We used an Alation catalog instance to categorize six Snowflake data sources and a Tableau Server. The Snowflake data sources were multi-cloud (Azure, AWS, GCP) running in different regions around the world.
We configured the catalog so Snowflake, Alation, and KPMG could collaborate, using it as our shared project environment. We recorded the results (evidence) of each control, and KPMG used those results to do their assessment. As part of the process, we also made heavy use of conversations so work could continue asynchronously.
We used every part of the Alation catalog, including Alation Analytics, APIs, and the new Policy Center capability. We also used several integrations that demonstrated the flexibility and power of the catalog platform for governance-specific tasks.
The CDMC key controls and capabilities call for the implementation of necessary but very challenging requirements. These include topics such as data sovereignty and cross-border data movement, privacy impact assessments, security controls, and data sharing agreements, just to name a few.

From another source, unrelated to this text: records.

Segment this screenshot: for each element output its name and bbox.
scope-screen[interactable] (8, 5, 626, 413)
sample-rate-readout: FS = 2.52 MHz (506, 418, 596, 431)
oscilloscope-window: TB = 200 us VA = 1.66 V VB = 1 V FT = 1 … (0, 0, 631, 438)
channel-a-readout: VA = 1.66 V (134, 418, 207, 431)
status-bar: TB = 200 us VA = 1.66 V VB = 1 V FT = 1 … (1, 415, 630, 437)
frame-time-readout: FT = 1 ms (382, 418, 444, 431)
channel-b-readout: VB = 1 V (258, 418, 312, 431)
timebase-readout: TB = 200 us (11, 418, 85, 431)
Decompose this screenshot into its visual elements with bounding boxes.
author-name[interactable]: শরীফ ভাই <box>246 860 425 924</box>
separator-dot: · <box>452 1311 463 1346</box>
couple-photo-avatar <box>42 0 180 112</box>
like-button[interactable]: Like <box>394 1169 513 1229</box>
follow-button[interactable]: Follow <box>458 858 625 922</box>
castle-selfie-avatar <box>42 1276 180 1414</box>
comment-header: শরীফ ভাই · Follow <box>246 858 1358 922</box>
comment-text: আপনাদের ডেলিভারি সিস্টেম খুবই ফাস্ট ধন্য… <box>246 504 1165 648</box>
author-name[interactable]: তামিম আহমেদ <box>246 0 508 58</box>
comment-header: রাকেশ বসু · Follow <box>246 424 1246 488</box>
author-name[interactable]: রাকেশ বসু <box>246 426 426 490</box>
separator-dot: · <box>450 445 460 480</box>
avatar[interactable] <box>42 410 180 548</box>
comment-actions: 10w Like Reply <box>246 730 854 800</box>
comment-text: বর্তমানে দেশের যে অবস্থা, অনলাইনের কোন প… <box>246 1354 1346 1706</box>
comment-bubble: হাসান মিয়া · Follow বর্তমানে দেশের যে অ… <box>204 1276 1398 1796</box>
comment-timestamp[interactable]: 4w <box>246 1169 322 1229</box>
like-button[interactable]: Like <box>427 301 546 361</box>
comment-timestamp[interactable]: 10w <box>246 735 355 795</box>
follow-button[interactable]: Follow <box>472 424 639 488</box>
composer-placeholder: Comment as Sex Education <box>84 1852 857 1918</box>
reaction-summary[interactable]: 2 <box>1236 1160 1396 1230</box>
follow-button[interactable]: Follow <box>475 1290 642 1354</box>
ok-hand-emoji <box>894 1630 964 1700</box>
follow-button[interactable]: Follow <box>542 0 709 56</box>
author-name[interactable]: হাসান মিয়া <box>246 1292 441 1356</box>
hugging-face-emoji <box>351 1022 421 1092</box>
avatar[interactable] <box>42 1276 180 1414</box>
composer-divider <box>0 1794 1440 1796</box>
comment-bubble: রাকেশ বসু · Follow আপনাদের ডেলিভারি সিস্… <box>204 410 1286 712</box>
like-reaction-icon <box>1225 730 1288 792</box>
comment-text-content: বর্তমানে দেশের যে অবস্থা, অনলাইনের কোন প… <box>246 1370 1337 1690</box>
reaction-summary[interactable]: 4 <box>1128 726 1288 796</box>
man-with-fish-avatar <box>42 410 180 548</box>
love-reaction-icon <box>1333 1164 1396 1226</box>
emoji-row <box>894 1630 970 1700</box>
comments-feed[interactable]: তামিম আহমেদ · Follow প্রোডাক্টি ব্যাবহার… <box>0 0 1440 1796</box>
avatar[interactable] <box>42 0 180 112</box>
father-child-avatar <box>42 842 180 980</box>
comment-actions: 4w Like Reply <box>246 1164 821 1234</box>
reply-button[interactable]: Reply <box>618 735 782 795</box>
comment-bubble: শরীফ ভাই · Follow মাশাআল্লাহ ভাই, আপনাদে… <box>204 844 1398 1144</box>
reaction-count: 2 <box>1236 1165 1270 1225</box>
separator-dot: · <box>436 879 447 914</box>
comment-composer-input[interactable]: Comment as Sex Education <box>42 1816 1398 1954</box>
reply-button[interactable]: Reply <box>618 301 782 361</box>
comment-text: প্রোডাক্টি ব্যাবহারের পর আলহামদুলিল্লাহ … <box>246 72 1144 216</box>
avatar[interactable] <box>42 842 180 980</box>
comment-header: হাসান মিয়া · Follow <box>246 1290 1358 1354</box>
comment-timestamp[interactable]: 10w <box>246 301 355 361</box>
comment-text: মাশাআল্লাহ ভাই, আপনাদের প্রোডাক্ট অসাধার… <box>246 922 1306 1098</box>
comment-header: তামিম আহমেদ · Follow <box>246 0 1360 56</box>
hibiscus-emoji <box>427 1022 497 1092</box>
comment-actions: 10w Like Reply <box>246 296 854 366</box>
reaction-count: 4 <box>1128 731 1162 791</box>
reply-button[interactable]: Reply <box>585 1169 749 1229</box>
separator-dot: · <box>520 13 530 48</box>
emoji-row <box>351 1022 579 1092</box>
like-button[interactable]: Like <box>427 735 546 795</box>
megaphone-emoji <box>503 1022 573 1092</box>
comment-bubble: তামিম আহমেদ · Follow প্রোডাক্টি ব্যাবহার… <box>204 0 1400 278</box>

Not only were we able to accomplish all of these successfully (as verified by KPMG) but we were able to establish and extend the implementation approach using several design patterns that we believe will be leveraged and repeated.
We implemented policy bots that monitor specific conditions in the metadata related to the policies and standards. The bots notify & alert stewards, create tasks, and ensure that key processes are being followed.
We implemented the capability to understand the physical location of cloud data. We tracked the association of that data with consumers through data-sharing agreements. This allowed us to trigger actions when the data changed locations or was used non-compliantly.
We used our ability to bi-directionally sync with Snowflake row-based access control, masking policies, and entitlements to relate those to higher-level governance policies, standards, and the discovery of sensitive data.
Many of the requirements called for audit reporting, identification of exceptions, and scoring the implementation of the standards. For these, we leveraged our built-in data mart Alation Analytics and our integrated query tool Compose. We used them to create template audit reports that were embedded in steward workspaces for ready access and alerting.
These and more will be covered in detail as part of the blog series.
As with most standards, CDMC describes the objective but leaves most of the details related to scope and phasing up to each organization. That left us needing to define our own assumptions and approach based on practical experience from working with our customers. We also created a running commentary of things we think every customer would want to consider as they implement. Our hope is that this will help accelerate everyone’s thought process and planning as they embark on applying standards governing sensitive data in cloud/multi-cloud and hybrid architectures.
We (Alation, Snowflake, and KPMG) are working on the final document that describes and shows examples of our approach to each control. Our understanding is that the EDM Council will make that freely available, so stay tuned.
As of now, we view the work to date as only an exciting starting point. There are tremendous possibilities to advance governance processes, approaches, and techniques in the future. We are looking forward to collaborating with members of the working group and continuing to revise and advance our best practices for the CDMC key controls and beyond.